New York, Feb. 5, 2004 — Moody’s upgraded the ratings of Illinois Power Company (IPC: Sr. Sec. Debt to B1 from B3) following the announcement that Ameren Corporation had signed a definitive agreement to purchase the stock of IPC and a 20% interest in Electric Energy, Inc. (EEI) from Dynegy, Inc. for approximately $2.3 billion.
IPC’s ratings remain under review for possible upgrade. The rating action incorporates Moody’s expectation that the transaction is highly likely to occur in substantially the proposed form, and that Illinois Power’s creditworthiness will benefit from ownership by a more highly rated entity.
The rating action considers the relatively stable financial performance expected by IPC, and plans to reduce leverage and improve credit metrics following the acquisition by Ameren. Moody’s notes that Ameren’s financing plan contemplates the issuance of new Ameren common stock, which will be used, among other things, to pay the cash portion of the acquisition price to Dynegy and to reduce certain IPC debt.
The rating action acknowledges the stated intention and demonstrated action by Dynegy to sell IPC to a third party, and reflects Moody’s belief that the transaction with Ameren, as structured, should not receive material opposition from key legislators and other interested parties.
Under the terms of the transaction valued at $2.3 billion, Ameren will assume approximately $1.8 billion in IPC debt and preferred stock, and pay the $500 million balance in cash at closing. However, $100 million of the cash portion of the purchase price will be placed in a six-year escrow account unless certain conditions are met prior to closing.
In addition to the purchase of IPC’s transmission and distribution systems, the purchase also includes Dynegy’s 20% interest in EEI, which is the owner of a 1,086-megawatt, Joppa, Ill.-based coal-fired power plant. This plant is already 60% owned by Ameren.
Upon closing of the acquisition, expected by year-end 2004, IPC would become a wholly-owned Ameren subsidiary. The transaction also contemplates a firm capacity power supply contract for the annual purchase by IPC of 2,800 megawatts of electricity from Dynegy.
The power supply contract, which extends through 2006, is expected to supply about 75% of IPC’s electric customer requirements.

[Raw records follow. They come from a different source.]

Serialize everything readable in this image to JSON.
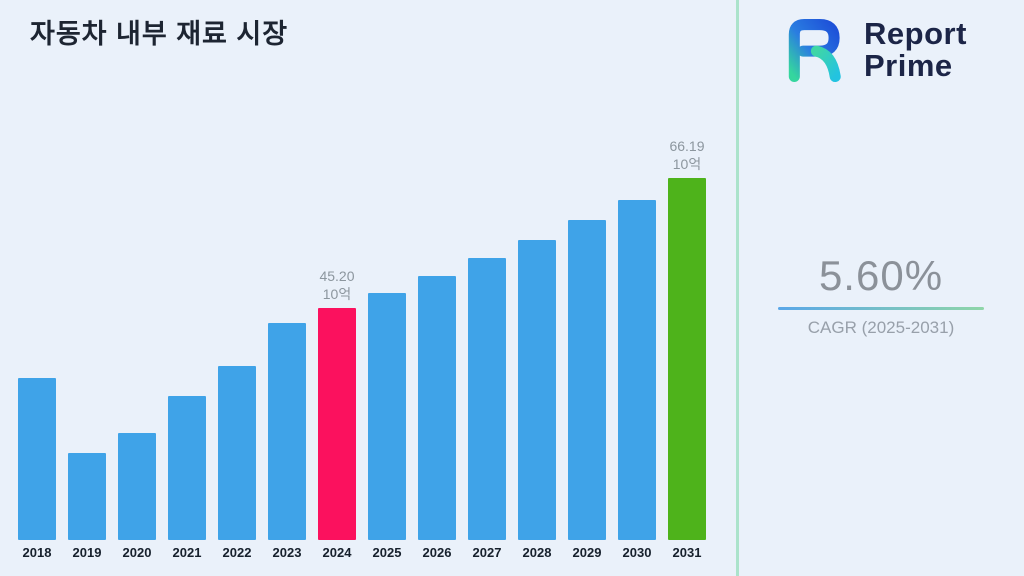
{
  "page": {
    "title": "자동차 내부 재료 시장"
  },
  "logo": {
    "line1": "Report",
    "line2": "Prime",
    "text_color": "#1c2547"
  },
  "stats": {
    "cagr_value": "5.60%",
    "cagr_label": "CAGR (2025-2031)"
  },
  "chart_data": {
    "type": "bar",
    "title": "자동차 내부 재료 시장",
    "xlabel": "",
    "ylabel": "",
    "unit_label": "10억",
    "categories": [
      "2018",
      "2019",
      "2020",
      "2021",
      "2022",
      "2023",
      "2024",
      "2025",
      "2026",
      "2027",
      "2028",
      "2029",
      "2030",
      "2031"
    ],
    "values": [
      34.0,
      22.0,
      25.2,
      31.2,
      36.0,
      42.9,
      45.2,
      47.73,
      50.4,
      53.22,
      56.2,
      59.35,
      62.67,
      66.19
    ],
    "ylim": [
      8,
      70
    ],
    "grid": false,
    "legend": "none",
    "colors": {
      "default": "#3fa3e8",
      "2024": "#fb115e",
      "2031": "#4eb31b"
    },
    "annotations": [
      {
        "category": "2024",
        "value_label": "45.20",
        "unit": "10억"
      },
      {
        "category": "2031",
        "value_label": "66.19",
        "unit": "10억"
      }
    ]
  }
}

The transaction was approved by the board of directors of each company, and no approval is required from either company’s shareholders. The acquisition is also subject to the approval of the Illinois Commerce Commission, the Securities and Exchange Commission, the Federal Energy Regulatory Commission, the Federal Communications Commission and the expiration of the waiting period under the Hart-Scott-Rodino Act.
The rating review will focus on the prospects for further credit improvement should the acquisition occur and the de-leveraging plan contemplated by Ameren for IPC is executed. The rating review will consider the timing and likelihood of various regulatory approvals, the most important of which being Illinois Commerce Commission approval.
Ratings upgraded and under review for possible upgrade are:
“- Senior secured debt to B1 from B3,
“- Senior unsecured debt and Issuer Rating to B2 from Caa1,
“- Trust preferred to B3 from Caa2,
“- Preferred stock to Caa2 from Ca, “- Shelf registration to (P)B1, (P)B2, (P)B3, (P)Caa2 from (P)B3, (P)Caa1, (P)Caa2, (P)Ca for the issuance of senior secured debt, senior unsecured debt, trust preferreds, and preferred stock, respectively.
IPC is an electric and gas distribution and transmission company headquartered in Decatur, Illinois.